Judaism regards the family as the carrier of tradition and the agent for the perpetuation of our people. “Denying a child religious knowledge robs the child of an inheritance.” (Talmud, Kiddusha 29a) Most of the “important” lessons learned by a child are “caught, not taught”. It is from the daily lessons of observing the dynamics of their own family and listening to family stories, both from inside and outside Torah, which a child comes to learn how to be a Jew. “The parent who instructs by personal example rather than mere words, his/her audience will take his/her advice to heart. The parent who does not practice what he/she so eloquently preaches, his/her advice is rejected.” (Commentary to Ethics of Our Fathers)
The role of the Jewish family in the education of their children can not be overstated. To paraphrase Rabbi A. J. Heschel, to educate the child without including the entire family is like attempting to heat a home with all the windows open. It is with an eye towards the future well-being of our people that many Jewish institutions are including educational programming not only with the child in mind but rather creating inventive family inclusive experiences that rekindle the Jewish spark within the family life. Family is central to the education of a community, as it is written in Deuteronomy, “Impress them (G-d’s words) upon your children…”

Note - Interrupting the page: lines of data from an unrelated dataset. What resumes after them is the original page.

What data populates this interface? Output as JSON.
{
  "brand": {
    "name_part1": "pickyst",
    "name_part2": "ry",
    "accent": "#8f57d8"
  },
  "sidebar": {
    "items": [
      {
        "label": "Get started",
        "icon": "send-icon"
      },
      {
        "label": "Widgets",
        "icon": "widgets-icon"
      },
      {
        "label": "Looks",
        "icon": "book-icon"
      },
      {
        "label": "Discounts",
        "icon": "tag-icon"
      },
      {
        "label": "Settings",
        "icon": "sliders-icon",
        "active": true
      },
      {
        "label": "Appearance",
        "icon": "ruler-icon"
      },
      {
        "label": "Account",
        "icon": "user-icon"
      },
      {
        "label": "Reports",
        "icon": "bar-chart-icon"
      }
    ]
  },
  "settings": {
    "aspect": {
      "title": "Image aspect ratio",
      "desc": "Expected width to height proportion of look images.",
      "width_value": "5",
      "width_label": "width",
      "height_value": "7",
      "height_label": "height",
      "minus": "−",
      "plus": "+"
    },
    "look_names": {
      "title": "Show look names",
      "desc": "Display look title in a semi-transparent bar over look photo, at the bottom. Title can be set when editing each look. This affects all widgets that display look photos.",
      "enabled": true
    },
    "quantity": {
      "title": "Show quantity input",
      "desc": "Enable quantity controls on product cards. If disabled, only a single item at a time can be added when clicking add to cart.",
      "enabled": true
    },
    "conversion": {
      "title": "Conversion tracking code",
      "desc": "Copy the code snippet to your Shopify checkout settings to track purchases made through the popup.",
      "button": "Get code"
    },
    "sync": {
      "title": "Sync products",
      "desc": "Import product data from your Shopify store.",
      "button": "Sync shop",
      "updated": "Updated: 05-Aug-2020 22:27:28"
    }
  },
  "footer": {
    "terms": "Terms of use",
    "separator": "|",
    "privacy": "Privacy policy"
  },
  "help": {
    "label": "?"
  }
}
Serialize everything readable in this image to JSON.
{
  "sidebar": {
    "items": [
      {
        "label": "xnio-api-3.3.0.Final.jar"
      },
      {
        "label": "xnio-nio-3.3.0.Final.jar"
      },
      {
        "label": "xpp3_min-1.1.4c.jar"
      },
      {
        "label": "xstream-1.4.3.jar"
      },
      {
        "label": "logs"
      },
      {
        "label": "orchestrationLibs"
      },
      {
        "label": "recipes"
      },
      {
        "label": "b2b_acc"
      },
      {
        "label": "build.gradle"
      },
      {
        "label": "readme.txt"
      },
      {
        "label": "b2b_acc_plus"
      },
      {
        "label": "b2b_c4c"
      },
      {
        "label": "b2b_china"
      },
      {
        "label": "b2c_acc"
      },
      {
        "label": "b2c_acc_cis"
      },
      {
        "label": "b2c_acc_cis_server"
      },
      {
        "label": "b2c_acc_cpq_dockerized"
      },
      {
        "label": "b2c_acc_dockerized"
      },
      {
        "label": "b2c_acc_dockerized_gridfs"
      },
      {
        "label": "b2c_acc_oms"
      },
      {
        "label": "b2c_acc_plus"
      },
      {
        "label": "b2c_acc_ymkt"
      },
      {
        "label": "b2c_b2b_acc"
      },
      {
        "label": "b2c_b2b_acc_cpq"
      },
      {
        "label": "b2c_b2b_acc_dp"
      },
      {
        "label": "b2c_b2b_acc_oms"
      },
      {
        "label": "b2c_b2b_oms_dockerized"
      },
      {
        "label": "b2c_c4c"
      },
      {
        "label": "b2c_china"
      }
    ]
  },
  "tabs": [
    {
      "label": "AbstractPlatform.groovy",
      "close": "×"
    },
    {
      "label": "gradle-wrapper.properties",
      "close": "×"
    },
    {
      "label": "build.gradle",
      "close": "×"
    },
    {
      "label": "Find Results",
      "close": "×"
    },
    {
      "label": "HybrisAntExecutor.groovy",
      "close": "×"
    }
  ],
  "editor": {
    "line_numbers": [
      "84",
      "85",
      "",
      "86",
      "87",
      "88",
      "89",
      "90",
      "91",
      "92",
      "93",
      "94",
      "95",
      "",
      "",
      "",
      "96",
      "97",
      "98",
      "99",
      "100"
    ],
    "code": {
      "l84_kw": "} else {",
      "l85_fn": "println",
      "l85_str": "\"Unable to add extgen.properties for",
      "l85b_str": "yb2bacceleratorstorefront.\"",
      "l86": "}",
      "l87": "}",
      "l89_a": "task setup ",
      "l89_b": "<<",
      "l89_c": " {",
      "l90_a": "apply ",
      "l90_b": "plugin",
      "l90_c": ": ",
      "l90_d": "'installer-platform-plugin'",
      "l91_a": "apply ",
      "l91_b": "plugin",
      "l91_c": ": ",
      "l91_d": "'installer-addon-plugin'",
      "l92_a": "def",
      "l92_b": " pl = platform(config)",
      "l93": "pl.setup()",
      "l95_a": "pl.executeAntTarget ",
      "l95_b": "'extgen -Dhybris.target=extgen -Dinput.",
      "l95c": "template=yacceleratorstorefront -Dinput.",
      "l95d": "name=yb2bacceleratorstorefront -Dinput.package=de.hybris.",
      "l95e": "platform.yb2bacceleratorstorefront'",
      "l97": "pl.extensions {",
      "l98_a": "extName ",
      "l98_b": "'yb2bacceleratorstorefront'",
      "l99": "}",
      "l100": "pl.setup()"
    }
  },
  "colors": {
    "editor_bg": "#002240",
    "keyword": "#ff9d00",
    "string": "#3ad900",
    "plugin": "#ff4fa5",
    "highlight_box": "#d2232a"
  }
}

According to Jewish thought, the relationship that most closely parallels the relationship between human beings and God is the marital union. “A man cannot live without a woman, a woman cannot live without a man, and the two of them cannot live without the presence of God.” (Berachot 9:1) And from this union comes the possibility to fulfill the first mitzvah, “Be fertile and increase…” (Gen. 1:18) The cornerstones of Jewish family life are kavod (respect/dignity), chessed (kindness), and a profound yearning for shalom bayit (peace within the home). It is with these Jewish values as the hearth warming their daily lives that Jewish families create sacred moments within their homes.